As a technique of detecting a change in a dielectric constant in a high frequency region, a sensor device 101 as illustrated in FIG. 11 is known as a related art (for example, NPLs 1 and 2). The sensor device 101 is formed on an integrated circuit and includes an oscillation unit 102 and an oscillation frequency detection unit 103. The oscillation unit 102 is constituted by a resistor R1, transistors M1 and M2 which are cross-coupled to each other, and a resonator 104. The resonator 104 is constituted by inductors L1 and L2, two sensing electrodes 105 that are made in contact with an inspection object 100, and a capacitor C3. A resonant frequency of the resonator 104 is 6 to 30 GHz.
As illustrated in FIG. 12, the two sensing electrodes 105 are constituted by two plate electrodes 111 and 112 each of which has a rectangular shape. As illustrated in FIG. 13, the plate electrodes 111 and 112 are formed on an uppermost metal wiring layer of a semiconductor integrated circuit. FIG. 13 illustrates structures of the plate electrodes 111 and 112 in a cross section taken along a line A-A in FIG. 12 and viewed in the direction of the arrows. An interlayer insulating film 115 is disposed between metal wiring layers of the semiconductor integrated circuit. For convenience, FIG. 13 illustrates only the uppermost metal wiring layer and its lower interlayer insulating film 115. A surface protection film 114 covers a surface of the interlayer insulating film 115, but the surface protection film 114 does not cover regions thereof where the two plate electrodes 111 and 112 are disposed. Thus, exposed upper surfaces of the plate electrodes 111 and 112 directly contact the inspection object 100.
Next, an operation of the sensor device 101 will be described. In a case where a dielectric constant of the inspection object 100 that is near the sensing electrodes 105 changes, a parasitic capacitance value to the sensing electrodes 105 changes and the resonant frequency of the resonator 104 changes.
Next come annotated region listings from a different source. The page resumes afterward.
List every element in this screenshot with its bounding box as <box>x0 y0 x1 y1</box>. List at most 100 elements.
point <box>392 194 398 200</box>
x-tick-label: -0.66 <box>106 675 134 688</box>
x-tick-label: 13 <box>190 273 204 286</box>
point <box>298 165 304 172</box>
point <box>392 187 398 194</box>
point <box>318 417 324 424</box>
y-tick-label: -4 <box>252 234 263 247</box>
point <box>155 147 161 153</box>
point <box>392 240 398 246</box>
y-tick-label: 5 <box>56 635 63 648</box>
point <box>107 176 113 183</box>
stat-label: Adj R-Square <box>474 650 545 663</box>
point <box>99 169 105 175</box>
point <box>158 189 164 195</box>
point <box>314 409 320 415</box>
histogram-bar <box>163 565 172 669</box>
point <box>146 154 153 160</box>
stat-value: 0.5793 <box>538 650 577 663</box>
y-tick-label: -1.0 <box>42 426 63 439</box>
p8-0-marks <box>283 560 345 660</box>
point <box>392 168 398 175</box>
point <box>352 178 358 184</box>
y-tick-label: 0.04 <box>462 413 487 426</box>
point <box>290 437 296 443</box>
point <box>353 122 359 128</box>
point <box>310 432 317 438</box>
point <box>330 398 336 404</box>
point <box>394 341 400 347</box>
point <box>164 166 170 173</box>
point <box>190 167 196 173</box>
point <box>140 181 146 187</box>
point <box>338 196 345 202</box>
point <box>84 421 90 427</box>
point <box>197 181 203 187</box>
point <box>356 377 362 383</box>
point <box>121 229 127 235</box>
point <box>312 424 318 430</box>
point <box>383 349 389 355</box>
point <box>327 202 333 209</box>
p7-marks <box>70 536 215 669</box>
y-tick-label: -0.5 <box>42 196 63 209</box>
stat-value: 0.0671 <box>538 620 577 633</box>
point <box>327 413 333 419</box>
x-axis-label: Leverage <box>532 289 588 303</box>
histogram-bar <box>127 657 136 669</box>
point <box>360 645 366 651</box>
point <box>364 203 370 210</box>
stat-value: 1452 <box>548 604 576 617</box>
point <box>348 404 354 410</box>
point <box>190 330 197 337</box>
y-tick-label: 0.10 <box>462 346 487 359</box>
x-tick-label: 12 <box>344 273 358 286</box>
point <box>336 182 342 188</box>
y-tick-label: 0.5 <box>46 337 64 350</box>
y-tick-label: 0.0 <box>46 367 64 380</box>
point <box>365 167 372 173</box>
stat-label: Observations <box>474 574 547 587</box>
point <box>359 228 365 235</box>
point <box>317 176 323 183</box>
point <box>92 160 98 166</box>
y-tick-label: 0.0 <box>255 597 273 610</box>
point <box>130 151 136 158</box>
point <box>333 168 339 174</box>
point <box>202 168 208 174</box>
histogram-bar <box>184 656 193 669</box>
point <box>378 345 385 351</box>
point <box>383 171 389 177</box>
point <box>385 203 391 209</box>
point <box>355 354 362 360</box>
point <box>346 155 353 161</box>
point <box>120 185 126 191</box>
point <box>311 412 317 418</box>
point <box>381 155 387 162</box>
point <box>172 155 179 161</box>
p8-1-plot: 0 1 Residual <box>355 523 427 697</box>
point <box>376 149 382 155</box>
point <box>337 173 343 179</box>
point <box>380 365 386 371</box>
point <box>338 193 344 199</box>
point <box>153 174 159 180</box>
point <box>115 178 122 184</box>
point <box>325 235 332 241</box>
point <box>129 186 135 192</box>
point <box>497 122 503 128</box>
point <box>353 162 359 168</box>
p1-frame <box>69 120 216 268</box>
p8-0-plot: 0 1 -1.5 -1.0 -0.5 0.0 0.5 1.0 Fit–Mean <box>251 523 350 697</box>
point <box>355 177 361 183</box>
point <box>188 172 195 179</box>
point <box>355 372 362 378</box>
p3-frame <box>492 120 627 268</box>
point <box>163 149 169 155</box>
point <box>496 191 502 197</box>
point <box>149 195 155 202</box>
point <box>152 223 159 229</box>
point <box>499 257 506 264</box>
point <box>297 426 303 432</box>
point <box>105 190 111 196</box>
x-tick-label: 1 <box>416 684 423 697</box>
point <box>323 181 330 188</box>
A change in an oscillation frequency of the oscillation unit 102, which is associated with the change in the resonant frequency, is detected by the oscillation frequency detection unit 103. With the operation above, the sensor device 101 is able to detect the change in the dielectric constant, which is generated in the inspection object 100 near the sensing electrodes 105, as the change in the oscillation frequency.